Nouveaux Voyages en zigzag/Voyage à Gênes/17

Voyage à Gênes



DIX-SEPTIÈME JOURNÉE


Il est dimanche aujourd’hui. Toutes les populations sont levées, peignées, rasées, mouchées, et c’est fort plaisant à voir. Le ciel lui-même est si éclatant, la nature si parée d’aimables couleurs et d’argentine lumière, qu’ils semblent aussi, l’un et l’autre, s’être endimanchés. Non-seulement nous avons atteint la région des oliviers, qui, de toutes parts échelonnés sur les rochers, ici se groupent en bouquets, là penchent solitaires au-dessus de la baie ; mais, sur les murailles, dans les anfractuosités de rocs, nous retrouvons éparses et magnifiquement prospères une foule de ces plantes grasses qui chez nous ne se voient que dans les serres des riches campagnards.
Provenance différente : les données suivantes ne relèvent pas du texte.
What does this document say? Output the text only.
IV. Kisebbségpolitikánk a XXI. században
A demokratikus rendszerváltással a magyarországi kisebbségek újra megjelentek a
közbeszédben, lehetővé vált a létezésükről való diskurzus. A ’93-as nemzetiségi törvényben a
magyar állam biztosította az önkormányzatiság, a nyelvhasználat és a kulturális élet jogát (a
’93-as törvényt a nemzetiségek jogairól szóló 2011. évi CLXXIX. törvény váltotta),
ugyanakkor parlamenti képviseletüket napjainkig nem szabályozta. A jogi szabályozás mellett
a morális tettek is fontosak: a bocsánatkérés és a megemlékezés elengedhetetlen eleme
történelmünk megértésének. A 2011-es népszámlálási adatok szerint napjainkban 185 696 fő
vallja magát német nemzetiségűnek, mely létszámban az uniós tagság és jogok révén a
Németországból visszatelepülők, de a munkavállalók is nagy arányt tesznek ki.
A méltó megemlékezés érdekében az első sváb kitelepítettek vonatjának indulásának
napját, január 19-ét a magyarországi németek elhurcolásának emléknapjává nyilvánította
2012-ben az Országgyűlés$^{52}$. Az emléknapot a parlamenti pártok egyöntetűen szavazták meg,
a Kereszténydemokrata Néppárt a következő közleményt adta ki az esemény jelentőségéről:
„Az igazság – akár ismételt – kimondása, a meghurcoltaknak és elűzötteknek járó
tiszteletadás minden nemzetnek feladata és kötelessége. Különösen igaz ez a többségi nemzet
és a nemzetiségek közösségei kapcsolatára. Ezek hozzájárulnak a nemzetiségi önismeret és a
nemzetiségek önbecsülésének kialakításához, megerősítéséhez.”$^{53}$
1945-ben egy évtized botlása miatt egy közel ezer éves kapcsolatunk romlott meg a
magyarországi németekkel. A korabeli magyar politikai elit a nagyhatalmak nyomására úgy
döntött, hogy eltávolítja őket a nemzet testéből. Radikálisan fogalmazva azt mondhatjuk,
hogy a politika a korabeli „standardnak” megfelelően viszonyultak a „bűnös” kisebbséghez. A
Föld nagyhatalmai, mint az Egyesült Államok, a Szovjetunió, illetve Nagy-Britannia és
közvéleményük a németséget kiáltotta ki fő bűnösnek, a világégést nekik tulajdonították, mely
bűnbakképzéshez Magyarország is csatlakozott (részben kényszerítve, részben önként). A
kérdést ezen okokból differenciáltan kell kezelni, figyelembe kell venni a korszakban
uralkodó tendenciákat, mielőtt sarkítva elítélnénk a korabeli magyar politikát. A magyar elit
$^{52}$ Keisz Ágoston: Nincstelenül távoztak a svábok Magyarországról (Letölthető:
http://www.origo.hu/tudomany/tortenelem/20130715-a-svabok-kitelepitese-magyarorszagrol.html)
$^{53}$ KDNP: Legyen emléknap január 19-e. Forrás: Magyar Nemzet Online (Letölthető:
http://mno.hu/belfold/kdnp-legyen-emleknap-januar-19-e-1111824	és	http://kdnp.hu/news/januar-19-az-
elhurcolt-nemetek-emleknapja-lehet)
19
Au milieu de toutes ces beautés, voici venir sur la côte déserte une sirène qui nous offre des limons à acheter. Vite on s’en empare ; on les ouvre, on les presse : c’est douze sous la pièce ! On se récrie alors, on en appelle au ciel et aux hommes… et tout justement trois grands gaillards parfaitement bien membrés sortent de dessous les broussailles pour trouver à l’unanimité que douze sous c’est peu, c’est rien, et qu’il faut payer bien vite… C’est en effet la seule chose qu’il y ait à faire.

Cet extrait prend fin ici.